The Care Workers’ Charity welcomes the publication of Homecare Voices’ report Behind Closed Doors: The Realities of Employment in Domiciliary Care, which highlights the challenges faced by many homecare workers across the UK. The worker-led research offers valuable insight into the day-to-day realities of domiciliary care and raises significant concerns about pay practices, rota instability and workforce wellbeing across the sector. 

The report finds that headline hourly rates in homecare can often mask the reality of unpaid travel and waiting time. According to the findings, 72% of respondents are paid only for ‘contact time’, meaning they are paid solely for the time spent delivering care rather than for the full working day. As a result, advertised hourly rates can appear significantly higher than workers’ actual earnings. The findings also raise important questions about oversight where local authorities commission homecare services but may not consistently monitor whether workers are paid for all working time. 

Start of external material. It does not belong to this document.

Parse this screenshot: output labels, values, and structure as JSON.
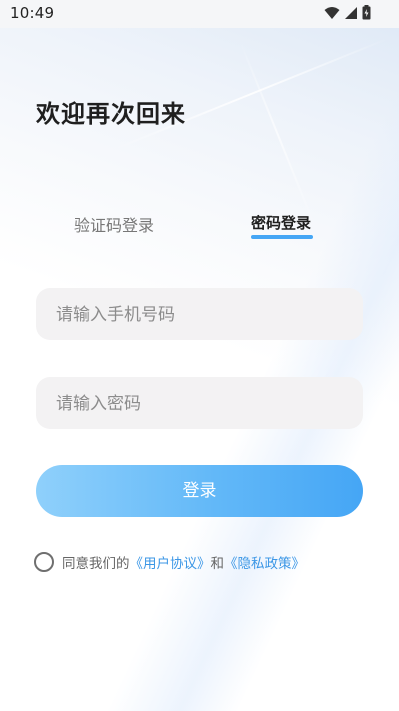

For many domiciliary care workers, this means spending long days travelling between visits while being paid for only a portion of that time. The report also highlights the impact this can have on rest and working conditions. A typical homecare day can begin early in the morning and finish late in the evening, raising concerns about legal rest entitlements. The report found that 87% of respondents do not always receive the required 11 hours’ rest between shifts, while 69% do not consistently receive their minimum legal days off. 

When discussing reform, it is essential to understand how changes will benefit both care workers, the people they support and the sector. The report highlights that 81% of respondents said the people they care for regularly experience loneliness, while 56% identified having enough time to meet social as well as practical needs as the most important factor in improving wellbeing. When care workers are restricted to short visit windows, the impact on people drawing on care can be significant. Reform for domiciliary care workers therefore has wider implications for the quality of care across the sector. 

Too often, discussions about adult social care take a one-size-fits-all approach. However, this report underlines the need for workforce reform that recognises the specific realities of domiciliary care. Around 70% of respondents said that payment for all working time would be the most important change to improve retention. Among migrant homecare workers, 67% reported that their main sponsor does not provide enough hours to meet minimum salary requirements. 

Ensuring care workers’ voices are heard is essential to delivering meaningful, long-term change in adult social care. Research such as this provides vital evidence that can help ensure policy decisions reflect the realities of the workforce 

Responding to the report, Karolina Gerlich, CEO of The Care Workers’ Charity, said: 

This report shines an important light on the realities of domiciliary care work. There is growing recognition that the social care workforce must be better valued and supported, and reforms such as the forthcoming Fair Pay Agreement signal an intention to address long-standing inequalities. However, this research reminds us that pay alone does not tell the full story. 

Domiciliary care workers provide highly skilled, complex support that enables people to remain independent in their own homes and communities. The sector cannot function without them. Ensuring that workers are paid fairly for all the time they work, have stable hours, and can take proper rest is not only a workforce issue. It is fundamental to the quality, dignity and sustainability of care itself.” 

The Care Workers’ Charity supports the report’s recommendations and emphasises the need for stronger oversight and enforcement of employment standards within domiciliary care. We call on the Government to:  

  • Ensure full compliance with National Minimum Wage legislation across the homecare sector, including payment for all working time such as travel and waiting time between visits. 
  • Improve commissioning and funding models so that providers are able to pay care workers fairly for all the time they work, rather than only for contact time. 
  • Placing care workers’ experience at the centre of policy development, ensuring that reforms reflect the realities of those delivering care and support.